Show that the infinite sum $S$ defined by -$$S=\sum_{i=1}^\infty \frac{1}{\operatorname{lcm}(1,2,…,i)}$$ is an irrational number.
I found this question while reading 'Mathematical Gems' by Ross Honsberger. After pondering over it for nearly an hour, I was able to prove it by using Bertrand's postulate which states that there is a prime between n and 2n for every natural number n>1.
This question was solved by Lajos Pósa when he was just 12 years old. Is there any elementary proof that does not use Bertrand's postulate or any complicated theorem?
Best Answer
I am guessing that this is the exact same solution the OP (TheBigOne) got, but I am putting my answer here, so that the thread is answered. Even though this proof requires some non-elementary knowledge (Bertrand's Postulate), it is still a proof. (Although I disagree that Bertrand's Postulate is not elementary. The proof I know is quite elementary, and as i707107 said, Bertrand's Postulate is very widely known.) The solution also utilizes the fact that there are infinitely many prime natural numbers congruent to $2$ modulo $3$. (This fact has an elementary proof.)

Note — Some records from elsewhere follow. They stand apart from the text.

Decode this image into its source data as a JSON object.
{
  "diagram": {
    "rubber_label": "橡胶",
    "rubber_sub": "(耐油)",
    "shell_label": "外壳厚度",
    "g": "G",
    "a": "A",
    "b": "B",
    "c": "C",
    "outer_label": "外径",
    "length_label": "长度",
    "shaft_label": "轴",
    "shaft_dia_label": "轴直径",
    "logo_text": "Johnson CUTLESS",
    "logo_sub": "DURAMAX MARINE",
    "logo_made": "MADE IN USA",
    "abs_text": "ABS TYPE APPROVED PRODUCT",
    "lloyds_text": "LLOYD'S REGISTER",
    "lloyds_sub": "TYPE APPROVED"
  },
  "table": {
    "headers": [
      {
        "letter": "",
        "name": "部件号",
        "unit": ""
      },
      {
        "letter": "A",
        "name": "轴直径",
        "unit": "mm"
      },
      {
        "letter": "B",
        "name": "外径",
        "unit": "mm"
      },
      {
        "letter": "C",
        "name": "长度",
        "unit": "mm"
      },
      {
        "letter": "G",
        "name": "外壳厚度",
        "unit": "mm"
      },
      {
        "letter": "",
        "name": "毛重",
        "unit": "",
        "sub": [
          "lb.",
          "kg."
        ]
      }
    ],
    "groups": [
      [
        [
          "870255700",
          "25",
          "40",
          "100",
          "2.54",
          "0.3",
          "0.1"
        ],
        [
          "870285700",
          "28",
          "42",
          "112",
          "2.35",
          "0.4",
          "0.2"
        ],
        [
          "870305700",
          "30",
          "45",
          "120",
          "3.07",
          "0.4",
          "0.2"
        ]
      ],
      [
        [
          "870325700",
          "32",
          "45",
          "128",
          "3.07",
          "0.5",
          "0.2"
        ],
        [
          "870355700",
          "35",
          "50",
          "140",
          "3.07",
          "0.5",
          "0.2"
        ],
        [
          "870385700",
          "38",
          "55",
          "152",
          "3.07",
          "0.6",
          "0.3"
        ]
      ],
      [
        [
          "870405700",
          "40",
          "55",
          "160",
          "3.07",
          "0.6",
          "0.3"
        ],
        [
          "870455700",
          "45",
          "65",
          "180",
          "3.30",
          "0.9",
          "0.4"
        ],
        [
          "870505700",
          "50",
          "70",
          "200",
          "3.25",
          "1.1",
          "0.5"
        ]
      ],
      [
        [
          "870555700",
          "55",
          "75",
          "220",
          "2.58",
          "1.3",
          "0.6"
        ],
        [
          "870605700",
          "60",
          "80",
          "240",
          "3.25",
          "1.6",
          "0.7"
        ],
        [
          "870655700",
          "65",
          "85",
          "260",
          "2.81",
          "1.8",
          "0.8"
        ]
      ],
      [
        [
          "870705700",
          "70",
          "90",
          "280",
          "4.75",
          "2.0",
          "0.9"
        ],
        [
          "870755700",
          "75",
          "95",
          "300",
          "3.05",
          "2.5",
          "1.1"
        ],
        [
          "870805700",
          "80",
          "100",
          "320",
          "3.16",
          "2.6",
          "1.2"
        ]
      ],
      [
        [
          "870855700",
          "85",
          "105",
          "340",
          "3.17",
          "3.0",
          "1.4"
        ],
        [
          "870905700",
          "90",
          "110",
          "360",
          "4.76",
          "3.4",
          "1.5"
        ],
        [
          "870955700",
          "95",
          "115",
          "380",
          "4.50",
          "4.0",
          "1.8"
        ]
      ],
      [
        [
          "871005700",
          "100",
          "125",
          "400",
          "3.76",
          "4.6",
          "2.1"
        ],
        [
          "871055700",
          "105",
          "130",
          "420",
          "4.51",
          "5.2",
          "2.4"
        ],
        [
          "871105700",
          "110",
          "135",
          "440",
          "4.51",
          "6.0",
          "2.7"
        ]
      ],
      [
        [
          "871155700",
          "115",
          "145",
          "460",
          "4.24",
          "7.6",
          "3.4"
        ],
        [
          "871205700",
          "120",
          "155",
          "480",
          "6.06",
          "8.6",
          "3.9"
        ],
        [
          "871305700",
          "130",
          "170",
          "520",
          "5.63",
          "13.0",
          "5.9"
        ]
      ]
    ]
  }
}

First, let $L_k:=\text{lcm}(1,2,\ldots,k)$ for $k=1,2,3,\ldots$. Note that $L_1=1$ and $L_k\geq k(k-1)$ for $k\geq 2$. That is, for each integer $N>0$, $$\sum_{k=1}^N\,\frac{1}{L_k}\leq 1+\sum_{k=2}^N\,\frac{1}{k(k-1)}\leq 1+\sum_{k=2}^\infty\,\frac{1}{k(k-1)}=2\,.$$ This means $S:=\sum\limits_{k=1}^\infty\,\dfrac{1}{L_k}$ exists and is a positive real number less than $2$. (WolframAlpha states that $S\approx 1.77111$.)
We argue by contradiction. Suppose contrary that $S=\dfrac{a}{b}$ for some relatively prime positive integers $a$ and $b$. Let $p_1,p_2,p_3,\ldots$ be the increasing sequence of all prime natural numbers greater than $b$. Using Bertrand's Postulate, $$p_r<p_{r+1}<2\,p_r$$ for all $r=1,2,3,\ldots$. Thus, $$p_{r+1}-p_r\leq p_r-1$$ for each positive integer $r$. Note that, for infinitely many positive integers $r$, it holds that $p_r\equiv 2\pmod{3}$. Therefore, the equality $p_{r+1}-p_r=p_r-1$ does not happen (or else, $p_{r+1}\equiv 0\pmod{3}$). Hence, $p_{r+1}-p_r<p_r-1$ for infinitely many such $r$.
Now, $$\begin{align} L_{p_1-1}\,\left(S-\sum_{k=1}^{p_1-1}\,\frac{1}{L_k}\right)&\leq \sum_{r=1}^\infty\,\sum_{k=p_r}^{p_{r+1}-1}\,\frac{L_{p_1-1}}{L_k}\leq \sum_{r=1}^\infty\,\sum_{k=p_r}^{p_{r+1}-1}\,\frac{1}{p_1p_2\cdots p_r} \\ &=\sum_{r=1}^\infty\,\frac{p_{r+1}-p_r}{p_1p_2\cdots p_r}<\sum_{r=1}^\infty\,\frac{p_{r}-1}{p_1p_2\ldots p_r} \\ &=\left(1-\frac{1}{p_1}\right)+\left(\frac{1}{p_1}-\frac{1}{p_1p_2}\right)+\left(\frac{1}{p_1p_2}-\frac{1}{p_1p_2p_3}\right)+\ldots \\ &=1\,. \end{align}$$ This is a contradiction, as $b\mid L_{p-1}$ and $S>\sum\limits_{k=1}^{p_1-1}\,\frac{1}{L_k}$, which means $L_{p-1}\,\left(S-\sum\limits_{k=1}^{p_1-1}\,\frac{1}{L_k}\right)$ is a positive integer. Therefore, $S$ cannot be a rational number.